Unlike the August lockdown, it has been fairly obvious where the mistakes have been made, by authorities and by locals in the bid to get the virus surrounded and under control.

The current lockdown shattered the sense of satisfaction after the short-sharp three-day lockdown last month.

The scourge of Covid surfaced 10 days later, after, it turns out, two mothers violated the level 3 lockdown rules.

Mothers N and F in the alphabet of cases, went for a walk during the three-day lockdown, and kept it a secret even after one of them had tested positive and had been carted off to Jet Park. That did not precipitate the second lockdown.

For once, a flash of anger was more appropriate for our Pollyana Prime Minister.

Lockdown was necessary because several people in the Papatoetoe school community had behaved as though Covid were something they had never heard of before, and despite being ill themselves, carried on exposing thousands of others in South Auckland to potential infection.

Just in the past day it has emerged that one of the four families had an undisclosed lodger living with them.

There has been a pile-on against Jacinda Ardern for her apparent audacity in criticising a woman who went to work while sick and later tested positive.

But it is a matter of form over substance.

It is true that there was no explicit instruction to the woman, Case L, to stay home, get tested and to isolate. But her family received 21 texts or phone calls about getting tested, and it took her sibling at Papatoetoe High School eight days to get tested. There is just no excuse.

For once, a flash of anger was more appropriate for our Pollyanna Prime Minister.

Ardern has no need to apologise to anyone because in substance she is correct. The second lockdown in Auckland this year would not have happened if people had taken responsibility for their own actions instead of finding excuses.

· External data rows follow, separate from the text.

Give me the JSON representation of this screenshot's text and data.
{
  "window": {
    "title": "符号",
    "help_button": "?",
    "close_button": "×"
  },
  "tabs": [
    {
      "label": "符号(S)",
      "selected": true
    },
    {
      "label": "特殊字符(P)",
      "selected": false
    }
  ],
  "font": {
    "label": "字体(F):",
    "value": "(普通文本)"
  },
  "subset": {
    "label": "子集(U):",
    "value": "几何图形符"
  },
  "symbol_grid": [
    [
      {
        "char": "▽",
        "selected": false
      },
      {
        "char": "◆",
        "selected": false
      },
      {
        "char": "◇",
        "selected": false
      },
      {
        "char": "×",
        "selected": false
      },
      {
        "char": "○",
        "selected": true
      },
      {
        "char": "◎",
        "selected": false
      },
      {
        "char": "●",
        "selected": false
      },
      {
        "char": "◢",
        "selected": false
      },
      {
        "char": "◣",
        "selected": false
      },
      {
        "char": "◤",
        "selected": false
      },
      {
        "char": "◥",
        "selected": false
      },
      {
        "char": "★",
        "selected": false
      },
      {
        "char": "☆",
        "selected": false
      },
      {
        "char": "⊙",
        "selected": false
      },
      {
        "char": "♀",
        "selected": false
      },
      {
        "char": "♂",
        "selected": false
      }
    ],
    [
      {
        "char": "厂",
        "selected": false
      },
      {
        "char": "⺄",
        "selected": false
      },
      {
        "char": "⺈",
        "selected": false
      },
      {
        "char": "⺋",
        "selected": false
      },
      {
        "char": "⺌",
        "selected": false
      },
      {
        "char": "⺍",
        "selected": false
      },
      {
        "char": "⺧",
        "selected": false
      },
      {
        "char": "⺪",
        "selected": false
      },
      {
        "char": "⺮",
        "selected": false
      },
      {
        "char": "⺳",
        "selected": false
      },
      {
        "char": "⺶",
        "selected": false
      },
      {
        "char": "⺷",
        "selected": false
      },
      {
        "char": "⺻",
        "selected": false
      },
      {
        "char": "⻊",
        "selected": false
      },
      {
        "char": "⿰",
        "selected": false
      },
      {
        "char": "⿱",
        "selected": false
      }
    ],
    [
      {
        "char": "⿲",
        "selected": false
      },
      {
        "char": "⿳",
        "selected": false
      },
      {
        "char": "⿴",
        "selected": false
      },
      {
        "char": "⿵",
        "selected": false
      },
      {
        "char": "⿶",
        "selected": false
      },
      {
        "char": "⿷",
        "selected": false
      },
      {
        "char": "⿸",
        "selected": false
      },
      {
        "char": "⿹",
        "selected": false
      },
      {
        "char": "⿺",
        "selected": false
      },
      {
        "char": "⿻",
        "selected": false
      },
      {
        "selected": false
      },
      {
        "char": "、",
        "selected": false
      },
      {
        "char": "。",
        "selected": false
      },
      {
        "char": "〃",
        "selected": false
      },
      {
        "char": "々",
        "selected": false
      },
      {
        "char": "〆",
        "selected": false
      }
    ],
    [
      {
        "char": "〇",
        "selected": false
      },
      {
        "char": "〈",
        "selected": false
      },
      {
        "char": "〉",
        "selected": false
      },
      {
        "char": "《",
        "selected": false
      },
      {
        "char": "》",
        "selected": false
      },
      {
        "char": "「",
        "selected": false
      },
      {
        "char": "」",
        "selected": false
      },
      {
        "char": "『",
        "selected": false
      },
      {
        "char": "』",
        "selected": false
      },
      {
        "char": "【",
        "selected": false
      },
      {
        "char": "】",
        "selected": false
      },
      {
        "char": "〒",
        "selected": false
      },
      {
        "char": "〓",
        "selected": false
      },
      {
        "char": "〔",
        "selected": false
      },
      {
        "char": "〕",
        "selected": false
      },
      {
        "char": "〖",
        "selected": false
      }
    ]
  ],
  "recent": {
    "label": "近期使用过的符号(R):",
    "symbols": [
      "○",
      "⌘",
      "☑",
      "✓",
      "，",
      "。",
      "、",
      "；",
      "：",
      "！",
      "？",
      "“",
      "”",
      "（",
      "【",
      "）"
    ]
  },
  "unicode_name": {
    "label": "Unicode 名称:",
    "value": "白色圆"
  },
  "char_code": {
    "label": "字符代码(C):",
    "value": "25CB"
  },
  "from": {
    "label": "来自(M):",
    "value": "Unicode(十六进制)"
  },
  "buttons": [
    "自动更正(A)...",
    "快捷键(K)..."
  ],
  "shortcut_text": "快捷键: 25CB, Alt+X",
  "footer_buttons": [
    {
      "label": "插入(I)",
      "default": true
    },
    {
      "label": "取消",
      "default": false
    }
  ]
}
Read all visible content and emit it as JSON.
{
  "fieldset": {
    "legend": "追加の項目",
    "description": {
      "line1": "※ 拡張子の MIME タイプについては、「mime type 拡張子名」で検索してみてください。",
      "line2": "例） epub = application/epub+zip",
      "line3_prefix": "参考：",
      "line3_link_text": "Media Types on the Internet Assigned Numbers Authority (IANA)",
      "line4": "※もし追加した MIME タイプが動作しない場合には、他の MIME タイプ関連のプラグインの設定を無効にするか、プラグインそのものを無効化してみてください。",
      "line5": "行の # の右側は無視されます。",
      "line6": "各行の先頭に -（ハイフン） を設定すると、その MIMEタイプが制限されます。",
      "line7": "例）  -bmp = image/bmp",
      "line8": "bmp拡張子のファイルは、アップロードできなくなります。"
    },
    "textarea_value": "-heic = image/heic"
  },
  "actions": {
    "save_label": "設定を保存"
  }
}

However, there are clear lessons from the Valentine’s cluster. Ardern needs to insist that Hipkins get tougher with the Ministry of Health on the way it approaches new outbreaks.

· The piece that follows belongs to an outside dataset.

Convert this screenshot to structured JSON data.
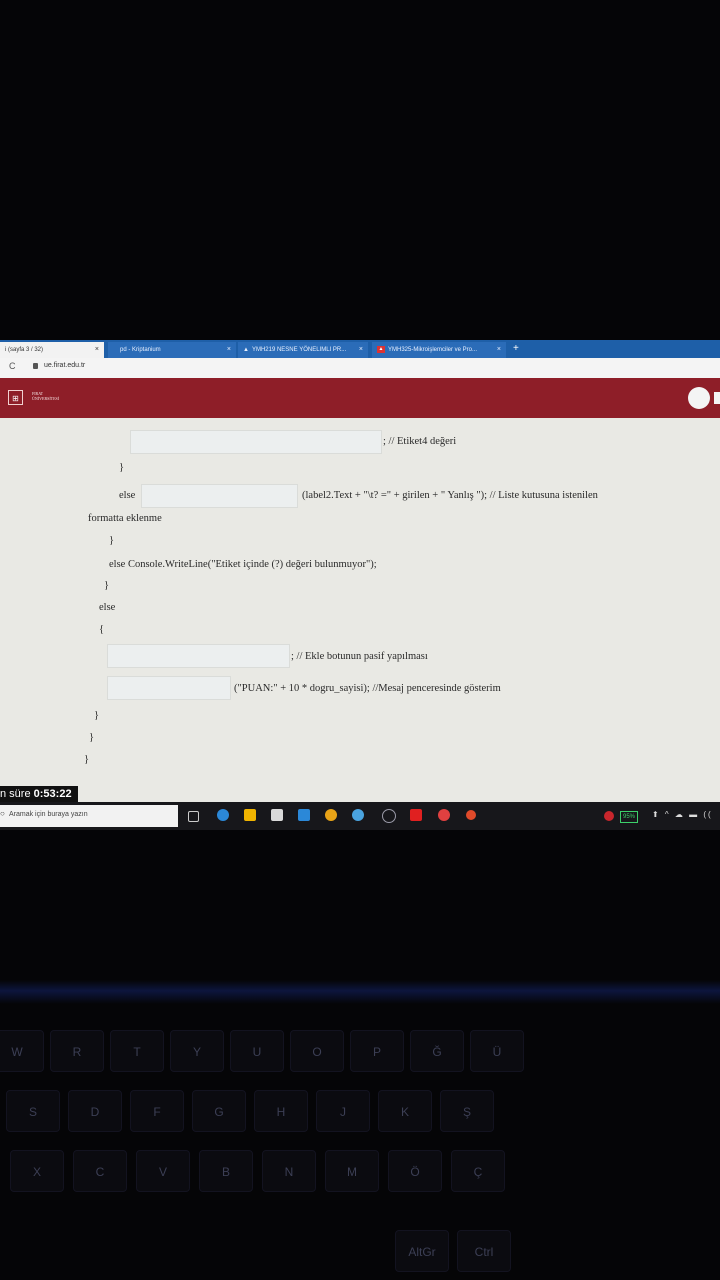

Bloomfield has to simplify his communication. Abolish “casual-plus” categories; just keep it at close and casual. It is more important to describe the action required – stay home and get a test – than to give it a title.

Second, adopt Judith Collins’ proposal for the Government to pay people in full if they are directed to isolate for two weeks. There should be no excuse for people not to stay home to help fight Covid. It will help avoid lockdowns and may save wage subsidy payments in the long run.

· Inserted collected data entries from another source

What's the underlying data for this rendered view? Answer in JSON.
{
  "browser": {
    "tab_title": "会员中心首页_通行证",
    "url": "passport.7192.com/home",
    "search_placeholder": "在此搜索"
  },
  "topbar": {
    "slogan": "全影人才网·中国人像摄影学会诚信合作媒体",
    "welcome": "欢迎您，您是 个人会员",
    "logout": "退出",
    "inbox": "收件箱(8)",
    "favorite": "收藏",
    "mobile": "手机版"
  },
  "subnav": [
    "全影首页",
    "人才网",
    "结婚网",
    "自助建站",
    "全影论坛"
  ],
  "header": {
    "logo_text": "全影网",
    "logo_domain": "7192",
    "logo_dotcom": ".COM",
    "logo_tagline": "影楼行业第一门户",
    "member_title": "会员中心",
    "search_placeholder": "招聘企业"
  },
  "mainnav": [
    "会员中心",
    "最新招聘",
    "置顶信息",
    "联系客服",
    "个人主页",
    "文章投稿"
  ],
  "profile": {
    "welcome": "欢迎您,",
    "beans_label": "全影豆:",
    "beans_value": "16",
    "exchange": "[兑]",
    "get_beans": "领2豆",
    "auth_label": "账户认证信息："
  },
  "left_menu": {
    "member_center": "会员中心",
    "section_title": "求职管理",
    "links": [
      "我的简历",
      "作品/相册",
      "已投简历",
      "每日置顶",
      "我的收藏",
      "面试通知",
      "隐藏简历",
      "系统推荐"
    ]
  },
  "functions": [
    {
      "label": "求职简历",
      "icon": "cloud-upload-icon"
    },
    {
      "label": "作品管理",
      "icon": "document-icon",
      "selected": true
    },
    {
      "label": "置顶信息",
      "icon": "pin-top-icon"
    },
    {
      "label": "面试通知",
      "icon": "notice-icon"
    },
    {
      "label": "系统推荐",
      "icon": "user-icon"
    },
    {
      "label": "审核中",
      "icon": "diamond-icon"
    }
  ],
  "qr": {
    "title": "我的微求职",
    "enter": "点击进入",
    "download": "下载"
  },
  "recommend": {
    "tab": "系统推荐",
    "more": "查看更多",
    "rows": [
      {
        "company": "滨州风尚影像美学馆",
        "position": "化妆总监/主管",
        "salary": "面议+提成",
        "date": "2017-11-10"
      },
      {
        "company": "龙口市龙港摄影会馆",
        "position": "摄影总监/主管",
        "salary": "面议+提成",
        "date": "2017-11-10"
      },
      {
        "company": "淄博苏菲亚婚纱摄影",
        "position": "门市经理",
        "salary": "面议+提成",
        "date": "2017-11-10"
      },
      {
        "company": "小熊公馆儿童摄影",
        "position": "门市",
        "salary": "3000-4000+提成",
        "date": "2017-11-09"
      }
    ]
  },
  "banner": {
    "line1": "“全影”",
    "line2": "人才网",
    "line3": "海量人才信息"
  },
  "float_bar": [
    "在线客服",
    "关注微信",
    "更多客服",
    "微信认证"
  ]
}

Third, Hipkins needs to commend Bloomfield for the eventual targeting of a wider group of casual contacts for testing and/or isolation in this cluster, 5000, and get him to continue that approach.

He also needs to get the ministry to issue more “instruction” than “encouragement”.

In essence, if people insist on being told what to do, that is what should happen. And there should be less tolerance of slow coaches. If people do not respond to instructions, doors should be knocked on.

Eliminate options, give clear directions and there can be no more excuses.